If I get stung by a bee while exercising, what do I do?

Get to safety: For bee stings, the venom released into the injection site releases a signal that increases the ability of other bees to locate the victim.  This increases the risk of further stings.1,2,3,4  Reaching safety is more important than treating the sting immediately.
Remove the stinger:  Honey bees leave a stinger at the injection site that needs to be removed as fast as possible.  To remove the stinger either scrape it away with a credit card or fingernail, or use a tweezer to pull it out of the skin. Contrary to popular belief, the amount of time it takes to the remove the stinger affects the size of the irritated area (weal size) more than the technique used to remove the stinger. Visscher et al. found no difference in weal size at ten minutes after being stung if the stinger was not removed within 2 seconds (comparing removal via credit card or tweezers).1  This is due to the fact that while the stinger in place it continues to inject venom through a valve system that does not rely on contraction or compression of the venom sac.1  Therefore, try to remove the stinger as fast as possible and wash the area with soap and water, hydrogen peroxide or alcohol.  Remove any jewelry that may be affected when swelling occurs.2,3  Wasps and yellow jackets, on the other hand, do not leave their stinger at the injection site, so one will only need to treat the reaction.

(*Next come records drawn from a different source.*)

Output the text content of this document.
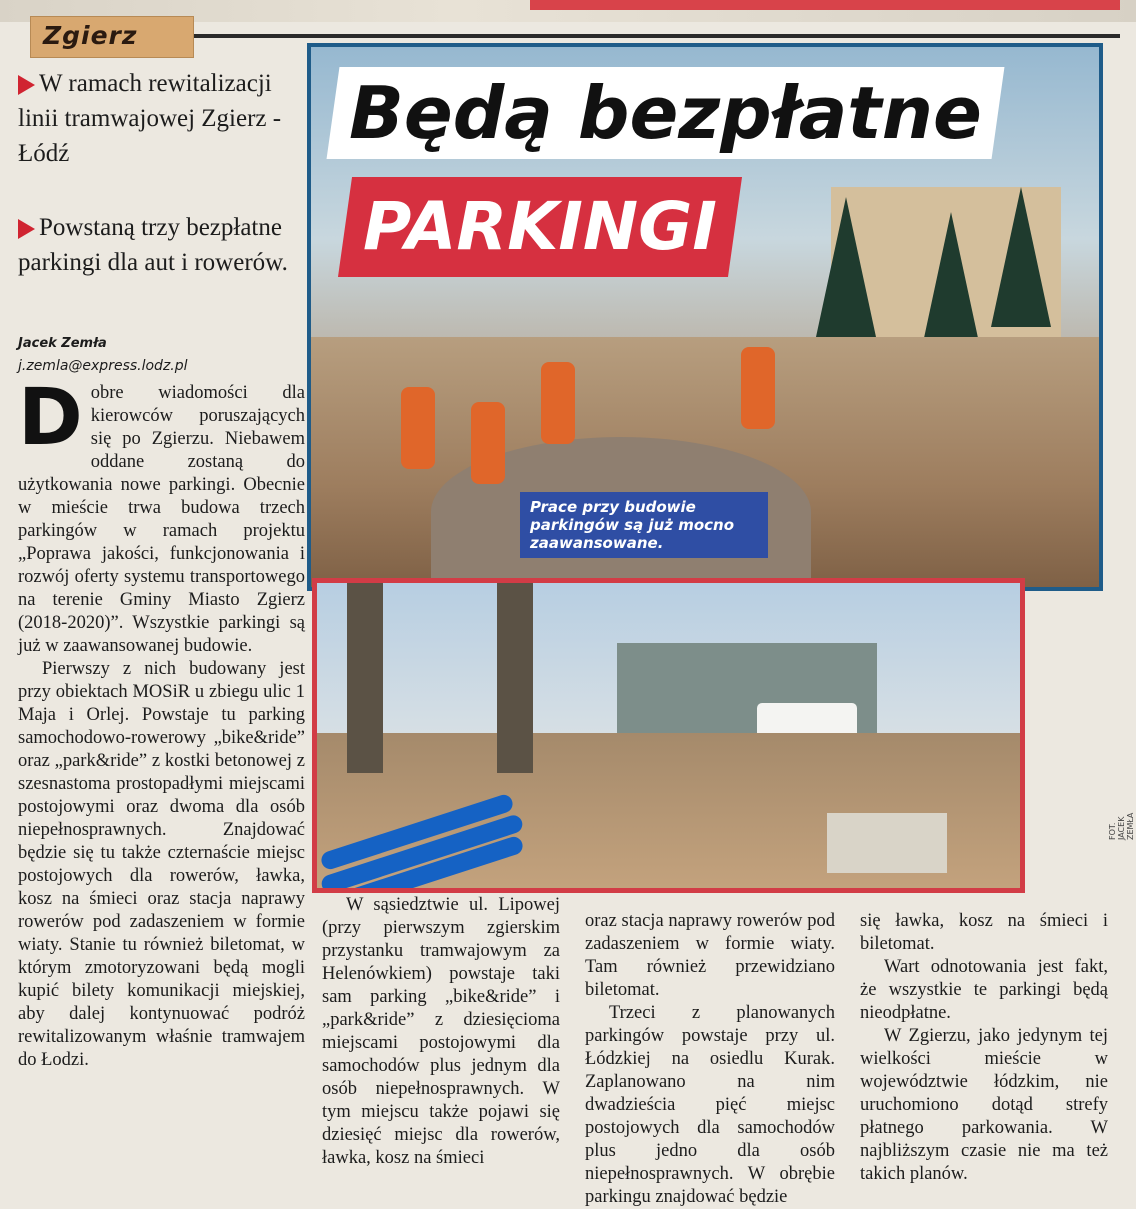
Zgierz
W ramach rewitalizacji linii tramwajowej Zgierz - Łódź
Powstaną trzy bezpłatne parkingi dla aut i rowerów.
Jacek Zemła
j.zemla@express.lodz.pl
Dobre wiadomości dla kierowców poruszających się po Zgierzu. Niebawem oddane zostaną do użytkowania nowe parkingi. Obecnie w mieście trwa budowa trzech parkingów w ramach projektu „Poprawa jakości, funkcjonowania i rozwój oferty systemu transportowego na terenie Gminy Miasto Zgierz (2018-2020)”. Wszystkie parkingi są już w zaawansowanej budowie.
Pierwszy z nich budowany jest przy obiektach MOSiR u zbiegu ulic 1 Maja i Orlej. Powstaje tu parking samochodowo-rowerowy „bike&ride” oraz „park&ride” z kostki betonowej z szesnastoma prostopadłymi miejscami postojowymi oraz dwoma dla osób niepełnosprawnych. Znajdować będzie się tu także czternaście miejsc postojowych dla rowerów, ławka, kosz na śmieci oraz stacja naprawy rowerów pod zadaszeniem w formie wiaty. Stanie tu również biletomat, w którym zmotoryzowani będą mogli kupić bilety komunikacji miejskiej, aby dalej kontynuować podróż rewitalizowanym właśnie tramwajem do Łodzi.
Będą bezpłatne
PARKINGI
Prace przy budowie parkingów są już mocno zaawansowane.
FOT. JACEK ZEMŁA
W sąsiedztwie ul. Lipowej (przy pierwszym zgierskim przystanku tramwajowym za Helenówkiem) powstaje taki sam parking „bike&ride” i „park&ride” z dziesięcioma miejscami postojowymi dla samochodów plus jednym dla osób niepełnosprawnych. W tym miejscu także pojawi się dziesięć miejsc dla rowerów, ławka, kosz na śmieci
oraz stacja naprawy rowerów pod zadaszeniem w formie wiaty. Tam również przewidziano biletomat.
Trzeci z planowanych parkingów powstaje przy ul. Łódzkiej na osiedlu Kurak. Zaplanowano na nim dwadzieścia pięć miejsc postojowych dla samochodów plus jedno dla osób niepełnosprawnych. W obrębie parkingu znajdować będzie
się ławka, kosz na śmieci i biletomat.
Wart odnotowania jest fakt, że wszystkie te parkingi będą nieodpłatne.
W Zgierzu, jako jedynym tej wielkości mieście w województwie łódzkim, nie uruchomiono dotąd strefy płatnego parkowania. W najbliższym czasie nie ma też takich planów.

Treatment:  Minor local reactions appear as a red welt with slight swelling at the site of the sting.  These reactions are best treated with over-the-counter agents.  Lidocaine (brand name?), pramoxine (brand name?), and dibucaine (brand name?) treat itching because they decrease the sensation of the affected area.   These drugs should not be used for more than 7 days at a time.  Camphor and menthol also decrease itching and irritation and can be applied 3-4 times a day for 7 days.  Topical hydrocortisone also decreases inflammatory response and provides pain and itching relief.  Oral and topical antihistamines such as Benadryl also work very well at decreasing itching.  Cold compresses should be applied every ten minutes to decrease itching, swelling, and pain.  Try to limit scratching as this can break the skin and potentially lead to a bacterial infection. 2,3,5

Larger local reactions which appear as extreme redness and swelling may expand over a couple of days and might require seeing a prescriber.  These reactions may take a few days to dissipate (5-10 days).  This should be treated like a minor local reaction and a physician might add an oral steroid for treatment.2,3,5

Severe allergic reactions such as anaphylaxis may also occur.  This would include hives, itching, difficulty breathing, swelling of the throat and tongue, weak rapid pulse, dizziness, and loss of consciousness.  Treatment for anaphylactic reactions involves the use of an EpiPen (epinephrine shot) and 911 should be called immediately.2,3,4,5

Prevention:  It has been found that taking an oral antihistamine before being stung (premedicating), significantly decreases the reaction.  Although some would argue that antihistamines such as Benadryl increase drowsiness which decreases performance, non-drowsy antihistamines such as Claritin, Zyrtec, and Allegra do not alter performance and may already be taken daily for seasonal allergy symptoms.  If one does not have seasonal allergies and does not already take such medications, premedicating before going outside every day may become burdensome.3

In patients who already know they have a high propensity to severe allergic reactions with insect stings, one should be advised to carry an auto-injector and to wear a medical alert bracelet in case an emergency were to happen.3

Citations

1. Visscher, P., & Vetter, R. S. Removing bee stings. Lancet 1996; 348(9023), 301.
2. Mayo Clinic Staff.  Bee Stings.  The Mayo Clinic.  07/07/2012.  http://www.mayoclinic.com/health/bee-stings/DS01067/.
3. Management of Insect Bites.  Pharmacist’s Letter 2008; 24(8):240815.
4. Freeman TM.  Hypersensitivity to Hymenoptera Stings.  N Engl J Med 2004; 351:1978-1984.
5. How to Manage Bites and Stings.  Pharmacist’s Letter 2012; 28(6):280613.